One of the big concerns in modern computing is saving power. It matters a lot in portable devices (laptops, tablets, handhelds). Your modern CPU is able to enter a various number of low-power states when it is idle. The longer it stays idle, the deeper the low-power state, and the lower the energy consumed, and, therefore, the longer the battery life of your device on a single charge.

Low-power states have an enemy: polling. When a task periodically wakes up the CPU, even for something as trivial as reading a memory location to check for potential changes, the CPU leaves the low-power state, wakes up all its internal structures, and will only re-enter a low-power state long after your menial periodic wakeup has finished its intended work. This kills battery life. Intel itself feels concerned.

Python 3.2 comes with a new standard module to launch concurrent tasks and wait for them to end: the concurrent.futures module. While perusing its code, I noticed that it used polling in some of its worker threads and processes. I'm saying "some of", as the implementation differs between the ThreadPoolExecutor and the ProcessPoolExecutor. The former did polling in each of its worker threads, while the latter only did so in a single thread named the queue management thread, which is used to communicate with the worker processes.

Polling here was only used for one thing: detecting when the shutdown procedure should be started. Other tasks such as queueing callables or fetching results from previously queued callables use synchronized queue objects. These queue objects come from either the threading or multiprocessing module depending on which executor implementation you are using.

So, I came up with a simple solution: I replaced this polling with a sentinel, the built-in sentinel named None. When a queue receives None, one waiting worker is naturally woken up and checks whether it should shutdown or not. In the ProcessPoolExecutor, there is a small complication as we need to wake up N worker processes in addition to the single queue management thread.

In my initial patch, I still had a polling timeout; a very large one (10 minutes) so that the workers would wake up at some point. The large timeout existed in case the code is buggy and they didn't get a shutdown notification through the aforementioned sentinel when they should. Out of curiousity, I dove into the multiprocessing source code and came to another interesting observation: under Windows, multiprocessing.Queue.get() with a non-zero, non-infinite timeout uses...polling (for which I opened issue 11668). It uses an interesting high-frequency kind of polling, since it starts with a one millisecond timeout which is incremented at every loop iteration.

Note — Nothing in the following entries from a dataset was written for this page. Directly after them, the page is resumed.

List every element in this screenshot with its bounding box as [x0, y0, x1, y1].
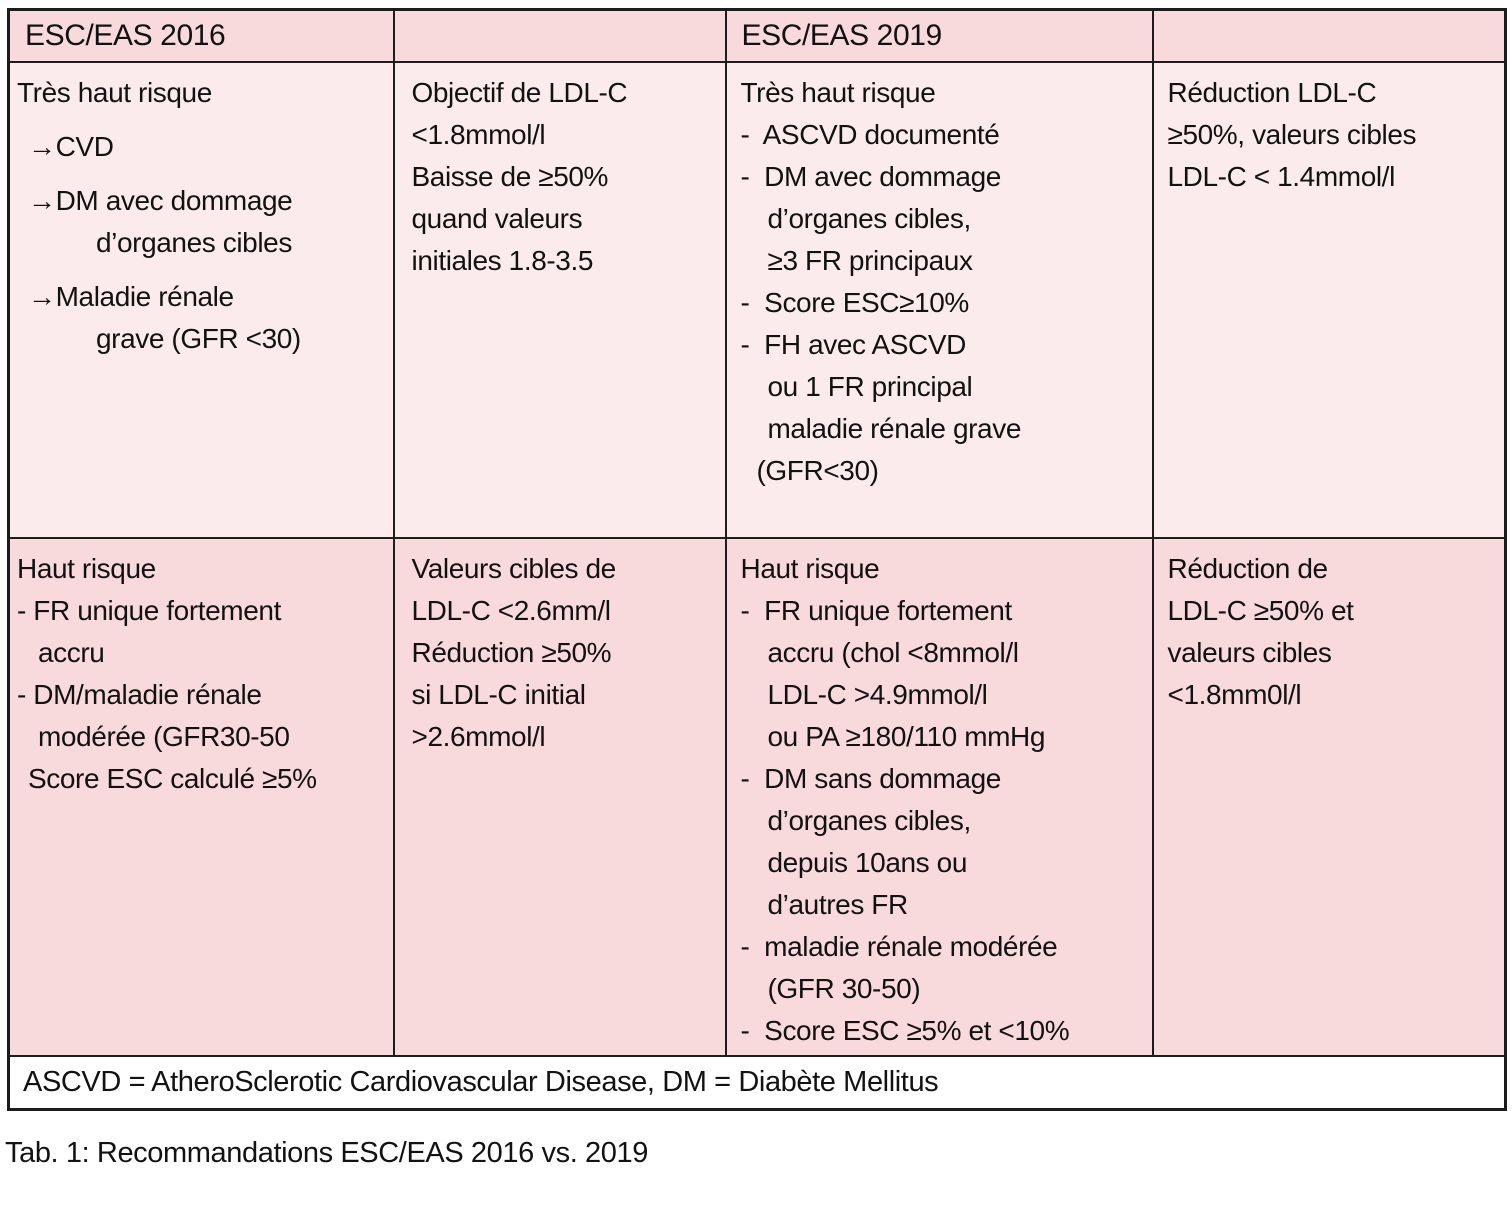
- text-line: →CVD: [28, 130, 114, 162]
- text-line: Très haut risque: [740, 76, 936, 108]
- high-risk-row: [9, 538, 1506, 1056]
- header-row: [9, 10, 1506, 62]
- text-line: →Maladie rénale: [28, 280, 234, 312]
- text-line: - FH avec ASCVD: [740, 328, 966, 360]
- text-line: - DM sans dommage: [740, 762, 1001, 794]
- abbreviations-footnote: ASCVD = AtheroSclerotic Cardiovascular Disease, DM = Diabète Mellitus: [9, 1056, 1506, 1110]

Needless to say that still using a timeout, however huge, would render my patch useless under Windows since the way that timeout is implemented would involve wakeups every millisecond. So I bit the bullet and removed the huge polling timeout. My latest patch doesn't use a timeout at all, and therefore should cause no periodic wakeups, regardless of the platform.

Historically speaking, before Python 3.2, every timeout facility in the threading module, and therefore in much of multiprocessing since multiprocessing itself uses worker threads for various tasks, used polling. This was fixed in issue 7316.